You can be on the call, and that means you have to show up and be there and look the part. I'm going to have stuff to contribute, and try to figure out how to keep the kids quiet. It's being present and continuing to do the work that you need to do. And if there are any issues, making sure you’re solving them.

For those women who already had a seat at the table, they have a responsibility to use that position to promote and support other women. 

I don't think we have the luxury as women to just dial it in, because you have the next woman who's coming behind you. I've never heard someone say, ‘Well listen, the last guy we had was like this, so we're never going to hire a guy’. I have been in conversation where it's, ‘The last mom we had was like this or the last 20-year-old woman we had was like this, and so we're never going to do that again’. That's a real conversation. 

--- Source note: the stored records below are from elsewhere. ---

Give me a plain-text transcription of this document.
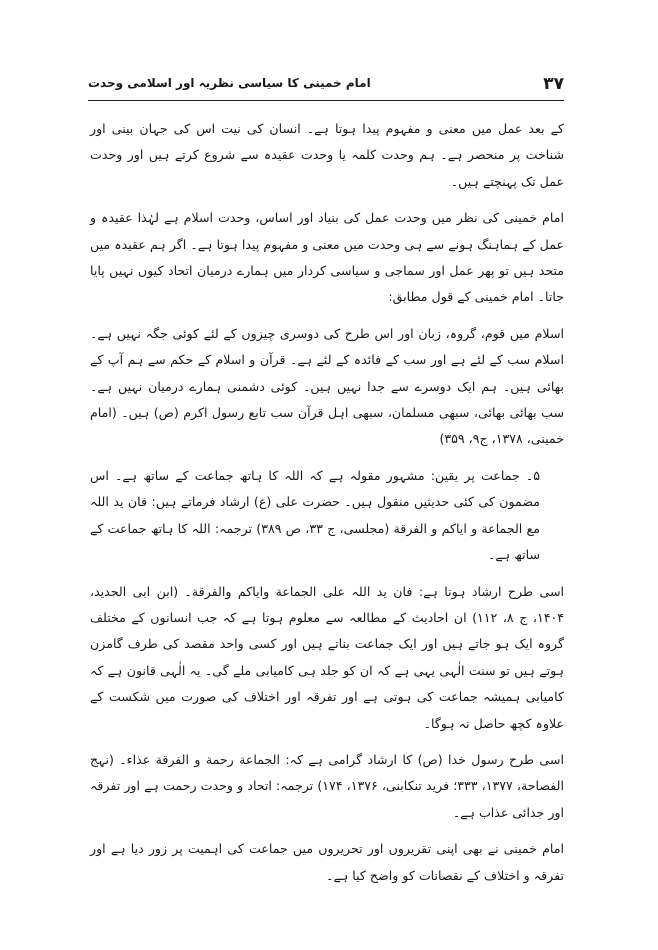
۳۷
امام خمینی کا سیاسی نظریہ اور اسلامی وحدت

کے بعد عمل میں معنی و مفہوم پیدا ہوتا ہے۔ انسان کی نیت اس کی جہان بینی اور شناخت پر منحصر ہے۔ ہم وحدت کلمہ یا وحدت عقیدہ سے شروع کرتے ہیں اور وحدت عمل تک پہنچتے ہیں۔

امام خمینی کی نظر میں وحدت عمل کی بنیاد اور اساس، وحدت اسلام ہے لہٰذا عقیدہ و عمل کے ہماہنگ ہونے سے ہی وحدت میں معنی و مفہوم پیدا ہوتا ہے۔ اگر ہم عقیدہ میں متحد ہیں تو پھر عمل اور سماجی و سیاسی کردار میں ہمارے درمیان اتحاد کیوں نہیں پایا جاتا۔ امام خمینی کے قول مطابق:

اسلام میں قوم، گروہ، زبان اور اس طرح کی دوسری چیزوں کے لئے کوئی جگہ نہیں ہے۔ اسلام سب کے لئے ہے اور سب کے فائدہ کے لئے ہے۔ قرآن و اسلام کے حکم سے ہم آپ کے بھائی ہیں۔ ہم ایک دوسرے سے جدا نہیں ہیں۔ کوئی دشمنی ہمارے درمیان نہیں ہے۔ سب بھائی بھائی، سبھی مسلمان، سبھی اہل قرآن سب تابع رسول اکرم (ص) ہیں۔ (امام خمینی، ۱۳۷۸، ج۹، ۳۵۹)

۵۔ جماعت پر یقین: مشہور مقولہ ہے کہ اللہ کا ہاتھ جماعت کے ساتھ ہے۔ اس مضمون کی کئی حدیثیں منقول ہیں۔ حضرت علی (ع) ارشاد فرماتے ہیں: فان ید اللہ مع الجماعة و ایاکم و الفرقة (مجلسی، ج ۳۳، ص ۳۸۹) ترجمہ: اللہ کا ہاتھ جماعت کے ساتھ ہے۔

اسی طرح ارشاد ہوتا ہے: فان ید اللہ علی الجماعة وایاکم والفرقة۔ (ابن ابی الحدید، ۱۴۰۴، ج ۸، ۱۱۲) ان احادیث کے مطالعہ سے معلوم ہوتا ہے کہ جب انسانوں کے مختلف گروہ ایک ہو جاتے ہیں اور ایک جماعت بناتے ہیں اور کسی واحد مقصد کی طرف گامزن ہوتے ہیں تو سنت الٰہی یہی ہے کہ ان کو جلد ہی کامیابی ملے گی۔ یہ الٰہی قانون ہے کہ کامیابی ہمیشہ جماعت کی ہوتی ہے اور تفرقہ اور اختلاف کی صورت میں شکست کے علاوہ کچھ حاصل نہ ہوگا۔

اسی طرح رسول خدا (ص) کا ارشاد گرامی ہے کہ: الجماعة رحمة و الفرقة عذاء۔ (نہج الفصاحة، ۱۳۷۷، ۳۳۳؛ فرید تنکابنی، ۱۳۷۶، ۱۷۴) ترجمہ: اتحاد و وحدت رحمت ہے اور تفرقہ اور جدائی عذاب ہے۔

امام خمینی نے بھی اپنی تقریروں اور تحریروں میں جماعت کی اہمیت پر زور دیا ہے اور تفرقہ و اختلاف کے نقصانات کو واضح کیا ہے۔
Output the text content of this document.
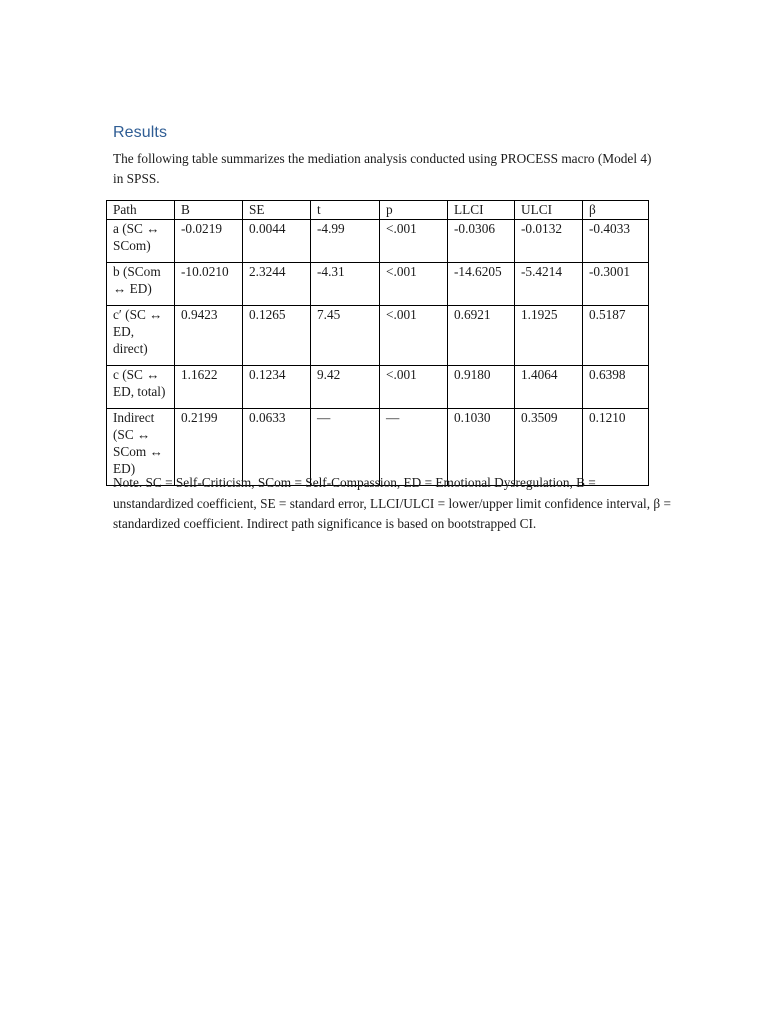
Results

The following table summarizes the mediation analysis conducted using PROCESS macro (Model 4) in SPSS.

Path	B	SE	t	p	LLCI	ULCI	β
a (SC ↔ SCom)	-0.0219	0.0044	-4.99	<.001	-0.0306	-0.0132	-0.4033
b (SCom ↔ ED)	-10.0210	2.3244	-4.31	<.001	-14.6205	-5.4214	-0.3001
c′ (SC ↔ ED, direct)	0.9423	0.1265	7.45	<.001	0.6921	1.1925	0.5187
c (SC ↔ ED, total)	1.1622	0.1234	9.42	<.001	0.9180	1.4064	0.6398
Indirect (SC ↔ SCom ↔ ED)	0.2199	0.0633	—	—	0.1030	0.3509	0.1210

Note. SC = Self-Criticism, SCom = Self-Compassion, ED = Emotional Dysregulation, B = unstandardized coefficient, SE = standard error, LLCI/ULCI = lower/upper limit confidence interval, β = standardized coefficient. Indirect path significance is based on bootstrapped CI.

“It is very important to show up and do your work well, because it's not just about you. It's about other people's success, ultimately. And that's why I try with the things that I can't do well, I have gotten much better at saying I cannot help you, not with this one, or I can help you exactly this much for exactly this much time. But if I can't do something well, I don't want to say yes.

My take

I’ve read a lot and listened a lot and talked a lot about how we can all best get through this pandemic, and I found O’Brien’s take refreshing in its honesty mixed with some very useful and practical tips. From doing the Zoom call with a glass of red wine in hand (Apothic Red, for those wondering – delicious, a little sweet, a blend and not expensive, according to O’Brien), to admitting that once the crisis is all over, the first thing she’ll do – after giving her friends who need it a hug – is go and get her hair and nails done. With all the other stresses we’re dealing with, O’Brien is a voice of reason reminding us of the small and easy steps we can take to improve our own situation and not be too hard on ourselves.